Hoofdstuk 11
Langzaam open ik mijn ogen, maar sluit ze direct als ik half-verblind word door het veelste felle licht. Naast me hoor ik iets van stof over steen heen glijden. Mijn hoofd wend ik naar het geluid en open opnieuw mijn ogen. Een jonge kerel kijkt me treurig aan.
'Fijn dat je weer bij bent meisje.' Langzaam begin ik me alles te herrineren. 'Derek.' Mompel ik zacht maar de woede in mijn stem is niet te missen. De jongen schudt wild zijn hoofd. 'Jacob.' Fluisterdt hij alsof hij het zelf nog moet geloven. 'Ruby.' Ik probeer nog een beetje sympathiek over te komen op deze verwarde jongen.

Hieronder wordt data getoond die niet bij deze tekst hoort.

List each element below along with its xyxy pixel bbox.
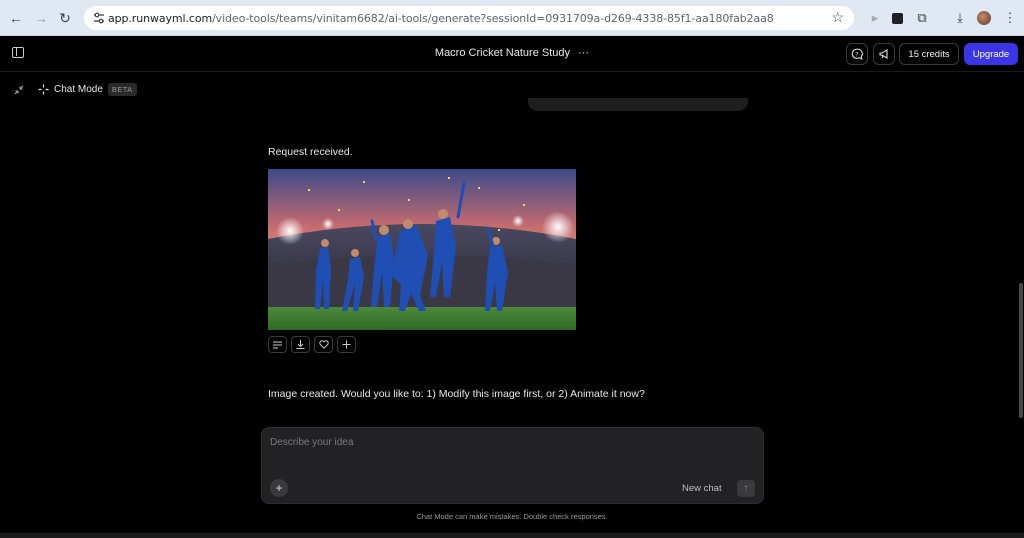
- forward-icon[interactable]: →: [32, 9, 50, 27]
- extension-icon[interactable]: ▸: [866, 9, 884, 27]
- app-header: Macro Cricket Nature Study ··· ? 15 cred…: [0, 36, 1024, 72]
- generated-image[interactable]: [268, 169, 576, 330]
- generated-image-artwork: [268, 169, 576, 330]
- download-image-button[interactable]: [291, 336, 310, 353]
- disclaimer-text: Chat Mode can make mistakes. Double chec…: [416, 512, 608, 521]
- scrollbar[interactable]: [1019, 283, 1023, 418]
- help-bubble-icon: ?: [851, 48, 863, 60]
- chat-mode-label: Chat Mode: [54, 84, 103, 95]
- download-icon[interactable]: ⤓: [951, 9, 969, 27]
- bookmark-star-icon[interactable]: ☆: [831, 9, 844, 26]
- extensions-puzzle-icon[interactable]: ⧉: [913, 9, 931, 27]
- favorite-image-button[interactable]: [314, 336, 333, 353]
- upgrade-button[interactable]: Upgrade: [964, 43, 1018, 65]
- url-host: app.runwayml.com: [108, 11, 213, 25]
- send-arrow-icon[interactable]: ↑: [737, 480, 755, 497]
- previous-message-bubble: [528, 98, 748, 111]
- url-text: app.runwayml.com/video-tools/teams/vinit…: [108, 12, 774, 25]
- url-path: /video-tools/teams/vinitam6682/ai-tools/…: [212, 11, 774, 25]
- browser-toolbar: ← → ↻ app.runwayml.com/video-tools/teams…: [0, 0, 1024, 36]
- announcements-button[interactable]: [873, 43, 895, 65]
- add-image-button[interactable]: [337, 336, 356, 353]
- megaphone-icon: [879, 49, 888, 59]
- chat-composer[interactable]: Describe your idea + New chat ↑: [261, 427, 764, 504]
- new-chat-button[interactable]: New chat: [682, 483, 722, 494]
- collapse-icon[interactable]: [13, 84, 25, 96]
- reload-icon[interactable]: ↻: [56, 9, 74, 27]
- download-icon: [296, 340, 305, 349]
- attach-plus-icon[interactable]: +: [270, 479, 288, 497]
- describe-image-button[interactable]: [268, 336, 287, 353]
- lines-icon: [273, 341, 282, 348]
- prompt-input[interactable]: Describe your idea: [270, 437, 353, 448]
- help-chat-button[interactable]: ?: [846, 43, 868, 65]
- chat-mode-selector[interactable]: Chat Mode BETA: [38, 83, 137, 96]
- taskbar-edge: [0, 533, 1024, 538]
- image-actions: [268, 336, 356, 353]
- address-bar[interactable]: app.runwayml.com/video-tools/teams/vinit…: [84, 6, 854, 30]
- more-options-icon[interactable]: ···: [578, 47, 589, 59]
- beta-badge: BETA: [107, 83, 137, 96]
- heart-icon: [318, 340, 329, 349]
- profile-avatar[interactable]: [975, 9, 993, 27]
- site-settings-icon[interactable]: [92, 11, 106, 25]
- project-title[interactable]: Macro Cricket Nature Study: [435, 47, 570, 59]
- image-created-message: Image created. Would you like to: 1) Mod…: [268, 388, 645, 400]
- back-icon[interactable]: ←: [7, 9, 25, 27]
- page-title: Macro Cricket Nature Study ···: [0, 47, 1024, 59]
- svg-text:?: ?: [855, 50, 858, 58]
- extension-square-icon[interactable]: [888, 9, 906, 27]
- sparkle-icon: [38, 84, 49, 95]
- plus-icon: [342, 340, 351, 349]
- credits-button[interactable]: 15 credits: [899, 43, 959, 65]
- request-received-message: Request received.: [268, 146, 353, 158]
- browser-menu-icon[interactable]: ⋮: [1001, 9, 1019, 27]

'Waar ben ik?' Jacob kijkt me met een scheve glimlach aan. 'Je bent echt alles kwijt hè Ruby?' Langzaam schud ik mijn hoofd heen en weer. 'Caine bracht me terug naar hier, toen kwam Derek en iemand met zilver en wolfsbane.' Zijn lachende gezicht verdwijnt en er verschijnt een medelevende blik. 'De kerkers van het pack.' Fluisterd hij zo zacht, dat zelfs ik hem met moeite versta. Direct schiet ik overeind.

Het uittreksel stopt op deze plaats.